Has The Art Market Peaked?

Degas

Picasso and Degas Fail to Sell At Christies Modern evening sale

As we reported on Monday, this week sees the start of the New York Impressionist and Modern art auction season, with all the major houses presenting big-ticket works. The results however, coming from the first sale of the season at Christies were anything but encouraging for the market.

Leading a stellar catalogue at Christies was Degas’s ‘Petite Danseuse de Quatorze Ans’, with a high estimate of $35m. But despite gaining much media interest, the bronze sculpture of a young ballet dancer failed to deliver, with bids stopping at just $18.5m. Another highly-valued lot which fared badly at auction was Picasso’s 1935 portrait of Marie-Therese Walter, which failed to draw any bids. The overall sale total at Christies was $140.8m, falling somewhat short of the pre-sale estimate of between $211.9 million and $304.4 million. Another Picasso portrait in the sale also failed to reach its reserve. It was expected to sell for $12m and two Giacomettis in the $10m (£7.2m) range also failed to sell.

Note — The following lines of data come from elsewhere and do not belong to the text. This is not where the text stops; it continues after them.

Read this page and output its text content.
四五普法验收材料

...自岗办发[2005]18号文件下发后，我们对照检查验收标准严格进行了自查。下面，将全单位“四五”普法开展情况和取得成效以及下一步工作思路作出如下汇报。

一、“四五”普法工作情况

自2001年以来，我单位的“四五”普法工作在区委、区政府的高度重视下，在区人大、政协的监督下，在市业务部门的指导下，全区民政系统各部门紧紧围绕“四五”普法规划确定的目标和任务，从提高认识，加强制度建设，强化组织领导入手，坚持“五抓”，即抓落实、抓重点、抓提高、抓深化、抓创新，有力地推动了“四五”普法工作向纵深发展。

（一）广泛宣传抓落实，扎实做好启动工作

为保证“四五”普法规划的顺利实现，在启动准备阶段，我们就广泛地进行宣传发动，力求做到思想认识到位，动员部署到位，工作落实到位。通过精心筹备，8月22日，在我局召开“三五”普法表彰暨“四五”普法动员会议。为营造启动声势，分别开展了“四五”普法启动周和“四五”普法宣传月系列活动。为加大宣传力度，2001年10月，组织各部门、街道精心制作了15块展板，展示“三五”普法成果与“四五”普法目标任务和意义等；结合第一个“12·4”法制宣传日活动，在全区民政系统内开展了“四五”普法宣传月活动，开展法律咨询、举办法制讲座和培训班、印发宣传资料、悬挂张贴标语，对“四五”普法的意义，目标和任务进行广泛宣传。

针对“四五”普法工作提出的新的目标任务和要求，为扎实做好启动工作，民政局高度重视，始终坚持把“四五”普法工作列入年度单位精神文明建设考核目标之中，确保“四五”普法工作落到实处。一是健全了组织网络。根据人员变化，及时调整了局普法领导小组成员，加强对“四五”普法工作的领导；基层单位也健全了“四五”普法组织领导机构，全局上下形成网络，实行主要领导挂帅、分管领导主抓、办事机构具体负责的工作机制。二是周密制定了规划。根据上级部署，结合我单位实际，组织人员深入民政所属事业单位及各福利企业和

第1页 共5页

Despite disappointing results for some of the highest-valued lots, other pieces surprised by far exceeding their estimates: the top-selling lot of the night was Max Ernst’s Surrealist painting ‘Stolen Mirror’, which reached $16.3m, more than twice its $6m estimate. Surrealist works in general seemed popular with buyers at Christies, with Magritte’s ‘Les vacances de Hegel’ comfortably exceeding its low estimate at $10m and Paul Delvaux’s ‘Les mains’ fetching $6m. However, this handful of successes could not make up for lacklustre sales overall.

Christies officials have so far commented that overly optimistic estimates, rather than an ailing market, are likely to blame for disappointing results; it remains to be seen whether Sotheby’s and Phillips De Pury, also offering a number of lots valued in the millions, will fare better later this week.